Ia mencoba meyakinkan Priyanto agar tak membuang Handi dan Salsabila karena dirinya tidak ingin terjerat masalah.
Terlebih, Andreas teringat anak dan istrinya yang sedang menunggunya di rumah.
“Karena saya punya anak dan istri, kalau ada apa-apa, nanti gimana keluarga saya,” terangnya sembari mengusap air matanya di hadapan majelis hakim, Selasa, dikutip dari Kompas.com.
Selama perjalanan menuju Jawa Tengah, Andreas kembali memohon pada Priyanto agar bersedia putar balik ke puskesmas supaya kedua korban mendapat perawatan.
Namun, permohonan itu tetap ditolak.
“Saya sudah memohon. ‘Kamu enggak usah cengeng, saya sudah pernah mengebom (rumah) tidak ketahuan. Tentara enggak usah cengeng’,” ungkap Andreas menirukan pernyataan Priyanto kala itu.
Mengutip TribunJakarta.com, Andreas pun tak berani melawan dan akhirnya menuruti perintah tersebut lantaran secara hirarki jabatan di TNI, ia kalah tinggi dari Priyanto.
"Siap, tidak berani. Saya memohon," katanya.
Baca juga: Kolonel Priyanto Perintahkan Kopda Andreas Ganti Cat dan Jual Mobil yang Tabrak Handi-Salsabila
Baca juga: Anak Buah Kolonel Priyanto Ceritakan Proses Pencarian Sungai hingga Sejoli Handi-Salsabila Dibuang
Handi Dibuang dalam Keadaan Masih Hidup
Seperti diketahui, Salsa dibuang dalam keadaan tewas, sementara Handi masih hidup.
Warga di sekitar lokasi kecelakaan, yang diperiksa sebagai saksi, mengungkapkan Handi masih terlihat bernapas ketika ia dan Salsa diangkut ke dalam mobil Kolonel Priyanto.
"Saksi empat, lima, enam, dan tujuh melihat saudara Handi Saputra dalam keadaan hidup dan masih bernapas serta bergerak seperti merintih menahan sakit," kata Oditur Militer Tinggi II Jakarta, Kolonel Sus Wirdel Boy, dalam sidang yang digelar Selasa (8/3/2022), sebagaimana diberitakan TribunJakarta.com.
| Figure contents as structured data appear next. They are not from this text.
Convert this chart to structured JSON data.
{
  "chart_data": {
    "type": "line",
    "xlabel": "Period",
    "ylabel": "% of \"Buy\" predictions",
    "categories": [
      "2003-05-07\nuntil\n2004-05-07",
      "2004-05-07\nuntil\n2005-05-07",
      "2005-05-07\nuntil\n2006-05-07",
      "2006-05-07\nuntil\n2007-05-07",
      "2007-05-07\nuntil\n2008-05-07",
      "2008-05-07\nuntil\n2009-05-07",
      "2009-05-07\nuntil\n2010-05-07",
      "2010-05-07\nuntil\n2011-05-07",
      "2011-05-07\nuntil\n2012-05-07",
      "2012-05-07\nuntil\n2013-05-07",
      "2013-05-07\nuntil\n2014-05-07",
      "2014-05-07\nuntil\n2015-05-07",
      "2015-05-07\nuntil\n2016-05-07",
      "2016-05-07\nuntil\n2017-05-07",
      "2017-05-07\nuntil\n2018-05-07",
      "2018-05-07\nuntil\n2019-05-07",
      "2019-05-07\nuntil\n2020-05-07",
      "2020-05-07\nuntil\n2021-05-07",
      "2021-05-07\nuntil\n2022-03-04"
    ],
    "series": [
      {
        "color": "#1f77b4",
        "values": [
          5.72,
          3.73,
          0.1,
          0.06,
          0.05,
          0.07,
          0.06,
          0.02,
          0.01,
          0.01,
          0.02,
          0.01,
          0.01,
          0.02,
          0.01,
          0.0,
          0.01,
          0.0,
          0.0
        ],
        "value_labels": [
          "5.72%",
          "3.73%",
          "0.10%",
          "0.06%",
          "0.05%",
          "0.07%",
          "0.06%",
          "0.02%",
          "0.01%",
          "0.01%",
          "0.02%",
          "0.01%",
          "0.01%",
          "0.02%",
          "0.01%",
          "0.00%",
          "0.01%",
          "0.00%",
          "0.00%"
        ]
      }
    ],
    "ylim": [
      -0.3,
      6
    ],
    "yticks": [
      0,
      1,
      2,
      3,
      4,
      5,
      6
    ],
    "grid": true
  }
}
Hal ini juga sempat disampaikan Kabiddokkes Polda Jawa Tengah, Kombes Pol Sumy Hastry Purwanti, saat mengungkapkan hasil autopsi.
Saat dilakukan pemeriksaan luar dan dalam pada Handi, kata Hastry, ditemukan tanda-tanda air di saluran napas hingga paru-paru.
Hal tersebut menunjukkan Handi masih hidup saat dibuang ke sungai oleh pelaku.
Selain tanda-tanda air di saluran napas hingga paru-paru, ada luka di bagian kepala Handi.
"Hal ini menunjukkan saat dibuang dia (korban laki-laki) dalam keadaan hidup atau tidak sadar," ungkap Hastry, Kamis (23/12/2021), dikutip dari TribunJateng.com.
"Kami temukan mayat laki-laki itu meninggal karena air."
Baca juga: Ketika Hakim Tolak Permintaan Maaf Kolonel Priyanto Kepada Ayah Handi Saputra dan Salsabila
Baca juga: Kolonel Priyanto Tidur dengan Lala di Hotel Beberapa Kali, Anak Buah Akui Padahal di Rumah Ada Istri
"Jadi mayat laki-laki itu meninggal dunia karena tenggelam dan bukan karena luka di kepalanya."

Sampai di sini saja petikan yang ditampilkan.